Sunday, February 06, 2011

Redder Than Diane's Lipstick

The paper blot melted on my tongue in a piazza near Lake Cuomo. The man at the next table tapped his glass of Pernod and water at my ear. Did he know? Did he see the guerilla girls catching their blood in glass vials and spraying the canvas pink? Did he taste Pernod in a paint bucket? Diane MacPhear said her father was reincarnated in the old flesh, cracked and blue from blood thinners, skeletal fingers, and bulbous nose. He stood two days in Ethiopian tea, Diane said, with a reduction of rubber bark. On the third day his flesh turned pink and he flew to Our Lady. We flew behind him. Rains washed away baby powder, roughened our skin. My arms chaffed with the currents. But I knew all the Pernod in Italy would not keep us up. It wasn't a matter of drugs. It was a matter of time before my skin would slide from the bone like the skin of the girl with the fat face in fourth grade. Epithalamium tissue moved in waves from the forehead over the eyelids and down the cheeks until it hung like a colostomy bag under the chin. Her Cherokee bones glistening.



First Published: Gargoyle (Summer 2010). Eds. Richard Peabody & Lucinda Ebersole.
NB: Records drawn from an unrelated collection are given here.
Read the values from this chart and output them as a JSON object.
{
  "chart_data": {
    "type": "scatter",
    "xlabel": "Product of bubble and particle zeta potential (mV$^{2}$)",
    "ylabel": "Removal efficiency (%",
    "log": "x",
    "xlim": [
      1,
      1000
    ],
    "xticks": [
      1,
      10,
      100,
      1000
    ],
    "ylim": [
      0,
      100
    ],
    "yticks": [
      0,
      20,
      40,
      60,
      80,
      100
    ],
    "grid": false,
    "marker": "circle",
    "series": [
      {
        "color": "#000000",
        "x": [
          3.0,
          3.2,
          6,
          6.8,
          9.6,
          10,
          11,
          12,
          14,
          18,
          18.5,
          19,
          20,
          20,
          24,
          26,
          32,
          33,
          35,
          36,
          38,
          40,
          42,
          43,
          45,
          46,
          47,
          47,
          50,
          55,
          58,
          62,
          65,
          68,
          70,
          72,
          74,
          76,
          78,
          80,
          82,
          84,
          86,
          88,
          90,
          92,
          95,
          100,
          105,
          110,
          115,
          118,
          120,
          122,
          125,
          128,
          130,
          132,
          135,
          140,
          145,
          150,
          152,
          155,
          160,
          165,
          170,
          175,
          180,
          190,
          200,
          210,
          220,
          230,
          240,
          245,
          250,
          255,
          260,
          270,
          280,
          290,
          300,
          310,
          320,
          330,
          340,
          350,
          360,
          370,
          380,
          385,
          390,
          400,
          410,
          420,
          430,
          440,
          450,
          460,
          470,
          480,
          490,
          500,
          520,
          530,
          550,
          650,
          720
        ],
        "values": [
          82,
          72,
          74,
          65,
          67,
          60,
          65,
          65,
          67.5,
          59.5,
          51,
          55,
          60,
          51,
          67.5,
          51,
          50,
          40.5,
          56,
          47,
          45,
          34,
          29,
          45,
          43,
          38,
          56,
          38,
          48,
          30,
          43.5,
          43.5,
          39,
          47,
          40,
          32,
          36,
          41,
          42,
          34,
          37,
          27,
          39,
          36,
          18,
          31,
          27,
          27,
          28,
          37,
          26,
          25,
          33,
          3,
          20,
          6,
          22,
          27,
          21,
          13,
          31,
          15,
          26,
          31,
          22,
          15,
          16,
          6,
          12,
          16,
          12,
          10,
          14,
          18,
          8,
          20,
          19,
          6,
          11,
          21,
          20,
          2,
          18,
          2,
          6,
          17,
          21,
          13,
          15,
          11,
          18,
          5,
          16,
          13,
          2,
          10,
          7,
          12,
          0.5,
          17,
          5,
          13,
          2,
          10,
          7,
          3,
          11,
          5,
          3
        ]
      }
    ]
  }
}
Thursday, February 03, 2011

Toucans & Reindeer

The day after Thanksgiving, her mother mounted the singing reindeer with flashing antlers above the toilet, and Diana filled her ears with Angel Soft. She cringed at the trappings—tinsel strand by strand on a tree turning brown, stuffed turkey, musical chairs with cousins she saw once a year. But the holiday changed when the cousin with luscious lips like Danny Zuko handed her dried cannabis wrapped in paper. At fifteen she had no idea what lay ahead—hours waiting for vowels and consonants to catch an upward drift and tumble down before she took another drag, holding it so long she could hear toucans screech from the den below. Their big green beaks tipped in red. Her science teacher said they were tissue thin on the outside. Yet inside, honeycombs of bone. Ridges and hollows of white calcium twirling into a playground of hexagons for no one except Diana and the boy on Christmas Eve.